New Program Teaches Athletes To Save Athletes
An estimated 7 million teenagers nationwide are involved in high school sports. And whether it’s football, basketball, or even cheerleading, injuries happen. But there are no universal requirements regarding medical personnel or athletic trainers at games and practices.
A new program in San Diego is trying to fill the gap.
In May 2009, two weeks before graduation, Tommy Mallon was playing in his final lacrosse game at Santa Fe Christian High School in Solana Beach.
At one point, Mallon and an opposing player went for a ground ball. They smashed into each other, and Mallon went down.
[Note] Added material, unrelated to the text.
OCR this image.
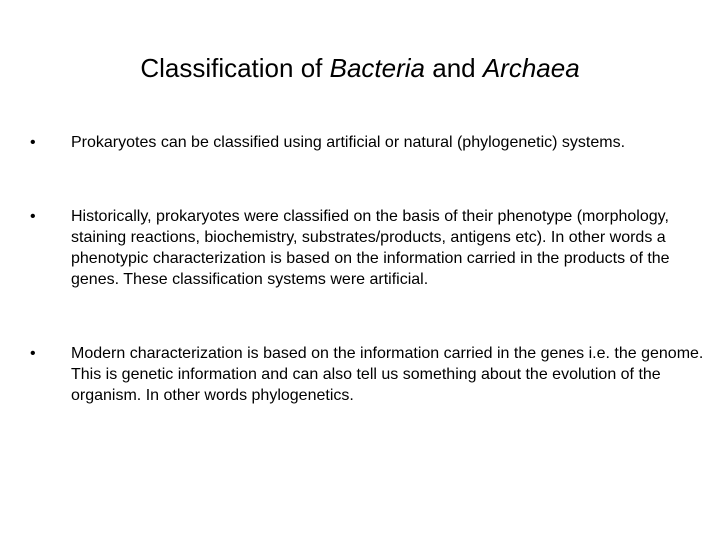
Classification of Bacteria and Archaea
•	Prokaryotes can be classified using artificial or natural (phylogenetic) systems.
•	Historically, prokaryotes were classified on the basis of their phenotype (morphology, staining reactions, biochemistry, substrates/products, antigens etc). In other words a phenotypic characterization is based on the information carried in the products of the genes. These classification systems were artificial.
•	Modern characterization is based on the information carried in the genes i.e. the genome. This is genetic information and can also tell us something about the evolution of the organism. In other words phylogenetics.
Luckily, the school had an athletic trainer on the sidelines. As she kneeled over him, Mallon told her he couldn’t feel the back of his neck. She had someone call 911.
"I had broken my neck in three places," Mallon said. "So, if I had gotten up, I could have severed my spinal cord. All my doctors either told me that I would have died, or at least been a quadriplegic."
The National Athletic Trainers Association says every year, sports injuries put about 30,000 high school athletes in the hospital. Even so, only about four out of ten high schools nationwide have an athletic trainer.
That’s the impetus for a new program called Athletes Saving Athletes.
At Torrey Pines High School, an instructor barks commands to a roomful of student athletes. In this segment of the Athletes Saving Athletes program, teens are learning how to perform CPR.
Tommy Mallon’s mom, Beth, launched the program in January.
"We’re not trying to train athletes to take the position of an athletic trainer," Beth Mallon pointed out. "But we’re training them to do is what an emergency situation looks like, and what you might be able to do as an athlete."
That includes teaching students how to recognize some of the signs of heat stroke. They also learn the importance of not moving an athlete that may have suffered a back or spinal injury.
"They learn plays, they’re in AP courses, they’re smart kids. They’ve just never been given this knowledge," Mallon said. "They just assume that there’s a supervising adult out there that’s gonna take care of them, and that’s not always the case."
He said each school district sets its own policy.
"There’s not a standard for medical personnel throughout the state," Schneipp explained. "And to be honest, I think the reason, is there are different levels of financial ability to pay for those kind of people in different school districts."
Schniepp said ideally, all high schools should have an athletic trainer on staff. But given the financial challenges districts face, it’s not practical.
"And when you’re havin’ to make decisions of a trainer for a 1:30 practice, or a fulltime teacher to help students learn how to read, it’s a tough call for people who make those decisions," Schniepp said.
Dr. Evans believes it makes sense to train young athletes to be first responders.
"You can get a group of five-year-olds, kindergarteners, to understand the use of an A.E.D. and save someone’s life in 10 to 15 minutes of training. We can certainly do it with high school seniors," Evans argued. "And ultimately, around concussion awareness, that’s a fundamental skill I’d love for everyone in the public to have. Sadly enough, when most people get that knowledge, it’s after they’ve had the concussion. So why not before?"
Beth Mallon said that’s the philosophy behind the Athletes Saving Athletes program.
"You know, we spend so much money in the best equipment, the best helmet, the private lessons, but we spend very little in proper medical care, and who’s on the sidelines taking care of your athlete when a catastrophic injury occurs.
Mallon has taken her program to three local high schools so far this year. She’ll train athletes at four more schools in the county over the next few months.